Beasley shoots the present day interviews in black and white to match the excerpts from Robertson’s 18 years of home videos. Set to a poignant piano score, it gives the film a cohesive, hypnotic vibe, but it also makes the transitions between present day and the home videos more difficult to follow.

Sibil Fox Richardson and four of her six sons.

For viewers paying close attention, this is a highly personal and heartbreaking look at the long lasting psychological impact of incarceration on the families of those imprisoned – their constant disappointment, their sense of loss, and their frustration.
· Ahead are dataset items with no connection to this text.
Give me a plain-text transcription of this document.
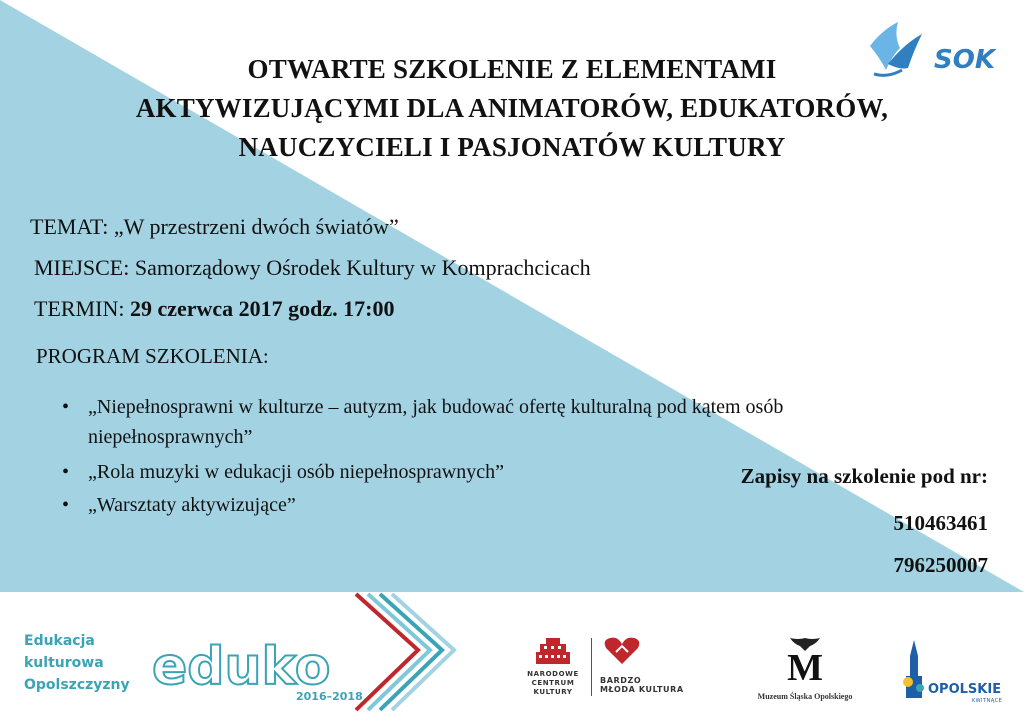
SOK
OTWARTE SZKOLENIE Z ELEMENTAMI
AKTYWIZUJĄCYMI DLA ANIMATORÓW, EDUKATORÓW,
NAUCZYCIELI I PASJONATÓW KULTURY
TEMAT: „W przestrzeni dwóch światów”
MIEJSCE: Samorządowy Ośrodek Kultury w Komprachcicach
TERMIN: 29 czerwca 2017 godz. 17:00
PROGRAM SZKOLENIA:
• „Niepełnosprawni w kulturze – autyzm, jak budować ofertę kulturalną pod kątem osób
niepełnosprawnych”
• „Rola muzyki w edukacji osób niepełnosprawnych”
• „Warsztaty aktywizujące”
Zapisy na szkolenie pod nr:
510463461
796250007
Edukacja
kulturowa
Opolszczyzny eduko
2016–2018
NARODOWE
CENTRUM
KULTURY
BARDZO
MŁODA KULTURA
M
Muzeum Śląska Opolskiego	OPOLSKIE
KWITNĄCE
But Bradley illustrates that Sibil, who’s become a motivational speaker, kept hope alive while raising six boys, instilling in them the importance of education to better themselves. Her odds-defying tenacity and self introspection culminates in a powerful, emotional finalé.

REEL FACTS

• Originally director Garrett Bradley intended for Sibil Rich to be the subject of a short film. But after Rich gave Bradley the 18 years of home videos, it evolved into a feature documentary.

• At the 2020 Sundance Film Festival, Bradley became the first black woman to win the Directing Award in the U.S. Documentary category.

• A report from the advocacy group The Sentencing Project (sentencingproject.org) shows that blacks are incarcerated at state prisons in the United States at five times the rate of whites, and at least ten times the rate of whites in five states: New Jersey, Wisconsin, Iowa, Minnesota and Vermont.